Bu satırların yazarı, Eylül 2008'de finans dünyası sarsıntıya girdiğinde, yeni bir büyük depresyon döneminin başladığını ısrarla ifade etmişti. Bunun anlamı, ekonominin çok büyük ölçekli bir daralma ile karşılaşacağı, basit bir resesyondan çok daha uzun bir süre kriz içinde kalacağı ve krizin ekonominin kendi işleyişi ile düze çıkamayacağıdır. Böyle dönemlerde sınıf mücadeleleri sertleşir, milliyetçilik, faşizm, savaş birer ciddi tehlike haline gelir, krizden çıkışı da ekonominin kendi mantığı değil bu faktörlerin tamamı belirler.

Bu teşhisimizin altında şu akıl yürütme yatıyordu: Kriz, ne borsa oyuncularının aşırı tamahından ne finans piyasalarının yeterince kontrol altına alınmamasından doğmuştu; üretim alanının çelişkilerinden doğmuş ve yaklaşık otuz yıldır sürmekte olan uzun vadeli krizin yeni bir evresiydi sadece. Üretim alanında kârlılık düşünce, sermaye değer kazanmak için finans dünyasına kaçar. Bu, uzun ve büyük krizlerin yarattığı depresyon eğilimini engeller. 2008 çöküşü ile birlikte depresyon eğilimi güncelleşmiştir.

V, U, W, L...

Krizin başından beri, krizin seyrine ilişkin öngörüler bir dizi harfle özetleniyor. Kimi düşüşten sonra U şeklinde yükseliş bekliyor, kimi V şeklinde daha keskin bir yükseliş. Kimi de, bunlardan farklı olarak, "çift dipli" bir kriz bekliyor, dolayısıyla W harfini kullanıyor.

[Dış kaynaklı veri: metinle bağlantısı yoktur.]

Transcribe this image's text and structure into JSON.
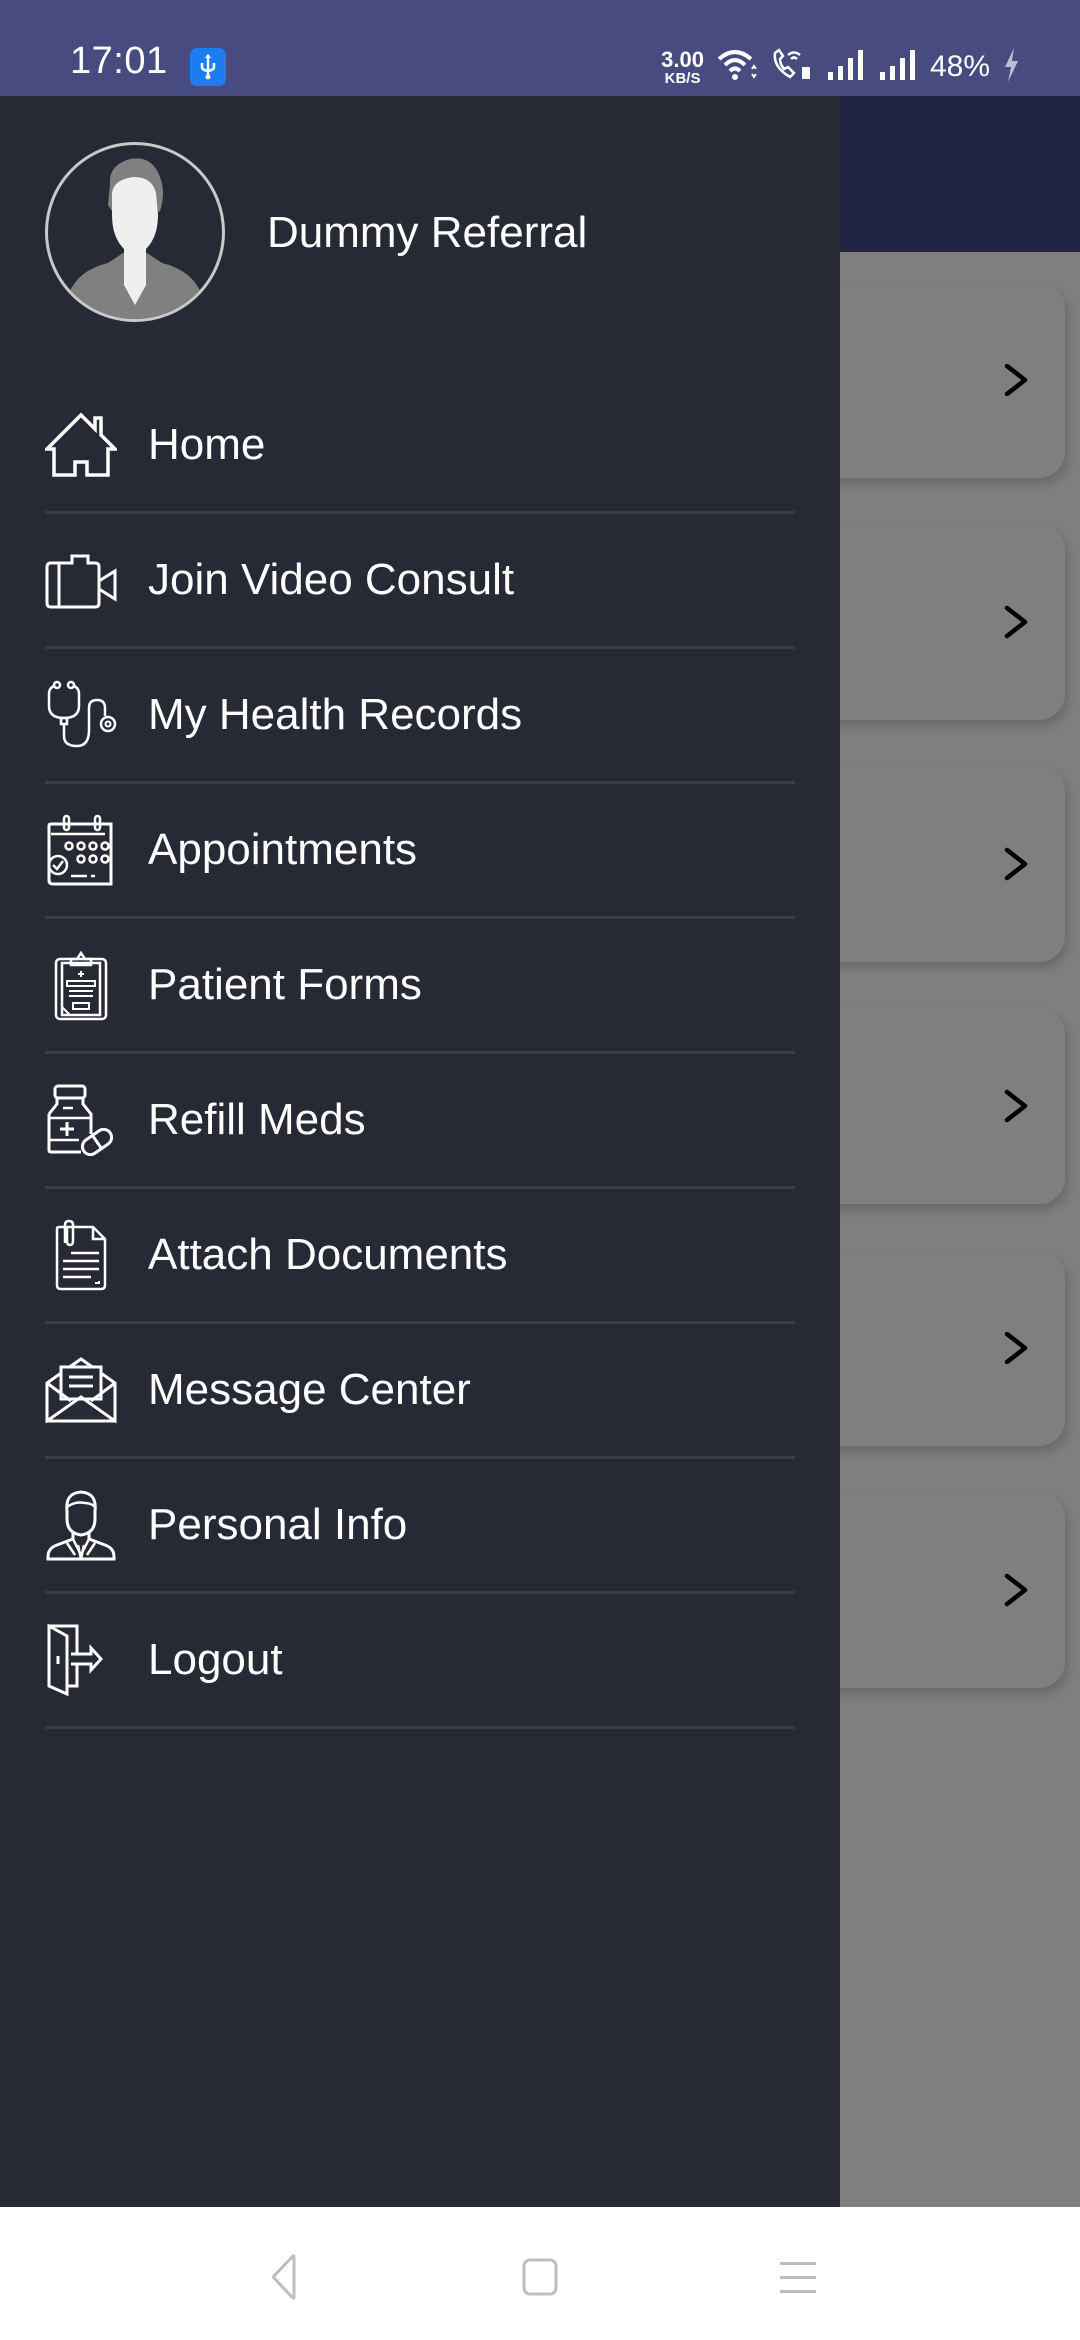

Bugün, ekonomi yeniden daralmanın eşiğine gelmişken U ve V'nin manasız olduğu ortaya çıkıyor, Avrupa borçluluk krizinin ağırlığı altında ezilirken, "çift dipli" W çok daha makul bir seçiş gibi görünüyor.

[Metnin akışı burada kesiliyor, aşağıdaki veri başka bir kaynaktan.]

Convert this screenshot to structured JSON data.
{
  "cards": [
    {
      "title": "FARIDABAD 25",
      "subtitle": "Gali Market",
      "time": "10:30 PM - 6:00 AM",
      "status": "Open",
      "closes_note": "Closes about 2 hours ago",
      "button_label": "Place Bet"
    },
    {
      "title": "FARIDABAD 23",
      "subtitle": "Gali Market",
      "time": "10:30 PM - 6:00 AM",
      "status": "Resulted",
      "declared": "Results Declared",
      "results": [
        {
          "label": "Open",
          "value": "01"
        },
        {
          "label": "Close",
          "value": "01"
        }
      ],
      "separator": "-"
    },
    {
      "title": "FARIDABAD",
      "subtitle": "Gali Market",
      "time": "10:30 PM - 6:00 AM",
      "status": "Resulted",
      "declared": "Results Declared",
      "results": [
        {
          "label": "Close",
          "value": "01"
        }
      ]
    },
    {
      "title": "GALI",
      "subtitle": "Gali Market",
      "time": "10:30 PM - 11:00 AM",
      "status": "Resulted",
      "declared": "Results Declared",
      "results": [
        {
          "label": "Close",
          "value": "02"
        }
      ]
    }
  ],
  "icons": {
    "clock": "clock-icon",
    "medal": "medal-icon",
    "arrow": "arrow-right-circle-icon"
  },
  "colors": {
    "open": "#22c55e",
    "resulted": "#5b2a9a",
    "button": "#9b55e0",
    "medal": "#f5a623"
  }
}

W kısa vadede olgulara bir ölçüde tekabül ediyor, ama uzun vadede yanıltıcı. Çifte resesyon olacağını öngörmesi avantaj olabilir, ama ikinci resesyondan sonra dünya ekonomisi otomatikman kurtulacak gibi görünüyor bu görüşe göre.

Biz geçen yıl yayınladığımız bir yazıda doğru harfin L olduğunu iddia ettik. Yani üretimin hızla düştüğü, işsizliğin ciddi bir şekilde yükseldiği ve ekonominin uzunca bir süre boyunca toparlanamayacağı bir durum. Üstelik, bu L'nin yatay ayağının Şarlo'nun uzun, sivri uçlu pabuçları gibi çok uzun olacağını öngördük. Onun için bu L'ye Şarlo L'si dedik.

Bugün yaşanan çift dipli resesyona doğru gidiş değildir, Şarlo L'sidir. Bir büyük depresyon ölçeğinde bakıldığında, kimi ekonomi altı ay yüzde 3 büyümüş, bunun hiçbir önemi yoktur. Herkes 1930'lu yılları derin bir çöküntü ve işsizlikle hatırlıyor. ABD ekonomisinin 1934 yılında % 9 büyüdüğünü hatırlayan var mı?

Öyleyse, uzun, sarsıcı, sarsıntılı bir krize hazırlanalım.

 


Bu yazı 20 Haziran 2010 tarihinde Radikal İki'de yayınlanmıştır.